Wednesday, August 22, 2018

Big Salmon River

Well, we left the potatoes and carrots to fend for themselves, turned on the electric fence and set off for a canoe trip on the Big Salmon River. I pretty much could have worn my toasty outfit motorboat for the first week on the river as well because it was that cold:


So here's my confession: while I'm an experienced flatwater kayaker, whitewater strikes fear in my heart. Especially when sitting in a canoe instead of a kayak, and even more especially with our nervous ninny of a dog in the canoe. I have had no whitewater experience before this trip, and the most difficult section of the Big Salmon (a class II river) happens to be right at the beginning - a logjam that somebody had cut an opening through with a chainsaw, making for a keyhole chute flanked by pointy branches. We got stuck for interminable seconds on a submerged log, zigzagged our way past the sprinkling of more pointy branches (all the while shouting at the dog to lie down), and I was almost ready to quit. But after repeated assurances by my boyfriend that this was the worst part, I got back into the boat. And - he was right!

The rest was more like this:







The landscape was different every day, and so was the always translucent river, serving up riffles and waves over boulders, sandbanks, almost stagnant sleepy stretches and parts where you can see the water actually flows downhill.






As the weather warmed, out came the horseflies in numbers that not only drove our dog wild, but us as well.
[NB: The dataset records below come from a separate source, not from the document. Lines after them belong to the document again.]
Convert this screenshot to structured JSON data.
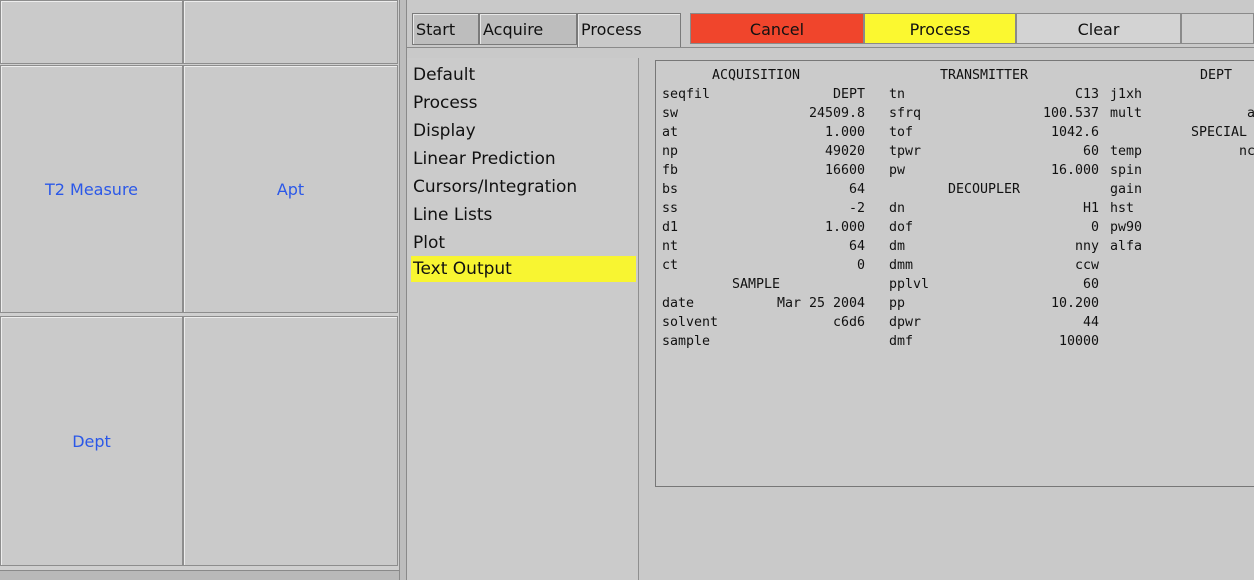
{
  "experiments": {
    "top_left": "",
    "top_right": "",
    "mid_left": "T2 Measure",
    "mid_right": "Apt",
    "bottom_left": "Dept",
    "bottom_right": ""
  },
  "tabs": [
    "Start",
    "Acquire",
    "Process"
  ],
  "buttons": {
    "cancel": "Cancel",
    "process": "Process",
    "clear": "Clear",
    "cancel_color": "#f0452c",
    "process_color": "#fbf830"
  },
  "process_menu": {
    "items": [
      "Default",
      "Process",
      "Display",
      "Linear Prediction",
      "Cursors/Integration",
      "Line Lists",
      "Plot",
      "Text Output"
    ],
    "selected": "Text Output",
    "selected_color": "#f8f531"
  },
  "params": {
    "acquisition": {
      "header": "ACQUISITION",
      "rows": [
        [
          "seqfil",
          "DEPT"
        ],
        [
          "sw",
          "24509.8"
        ],
        [
          "at",
          "1.000"
        ],
        [
          "np",
          "49020"
        ],
        [
          "fb",
          "16600"
        ],
        [
          "bs",
          "64"
        ],
        [
          "ss",
          "-2"
        ],
        [
          "d1",
          "1.000"
        ],
        [
          "nt",
          "64"
        ],
        [
          "ct",
          "0"
        ]
      ]
    },
    "sample": {
      "header": "SAMPLE",
      "rows": [
        [
          "date",
          "Mar 25 2004"
        ],
        [
          "solvent",
          "c6d6"
        ],
        [
          "sample",
          ""
        ]
      ]
    },
    "transmitter": {
      "header": "TRANSMITTER",
      "rows": [
        [
          "tn",
          "C13"
        ],
        [
          "sfrq",
          "100.537"
        ],
        [
          "tof",
          "1042.6"
        ],
        [
          "tpwr",
          "60"
        ],
        [
          "pw",
          "16.000"
        ]
      ]
    },
    "decoupler": {
      "header": "DECOUPLER",
      "rows": [
        [
          "dn",
          "H1"
        ],
        [
          "dof",
          "0"
        ],
        [
          "dm",
          "nny"
        ],
        [
          "dmm",
          "ccw"
        ],
        [
          "pplvl",
          "60"
        ],
        [
          "pp",
          "10.200"
        ],
        [
          "dpwr",
          "44"
        ],
        [
          "dmf",
          "10000"
        ]
      ]
    },
    "dept": {
      "header": "DEPT",
      "rows": [
        [
          "j1xh",
          ""
        ],
        [
          "mult",
          "a"
        ]
      ]
    },
    "special": {
      "header": "SPECIAL",
      "rows": [
        [
          "temp",
          "nc"
        ],
        [
          "spin",
          ""
        ],
        [
          "gain",
          ""
        ],
        [
          "hst",
          ""
        ],
        [
          "pw90",
          ""
        ],
        [
          "alfa",
          ""
        ]
      ]
    }
  }
}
We ended up sweating many an afternoon away in the tent, out of reach of the flies.





A more pleasant sight was this lynx, stalking a couple of birds along shore:



Even though our dog was thoroughly fed up with canoeing by the time we reached the Yukon River and hanging half his body over the gunwale every 30 seconds, we managed to make it to Carmacks without getting wet.

We got home just in time to save the potatoes and carrots from shrivelling up and are now gearing up for winter: it's almost moose hunting time.
And, having landed a book deal with a large German publisher, I have a novel to write!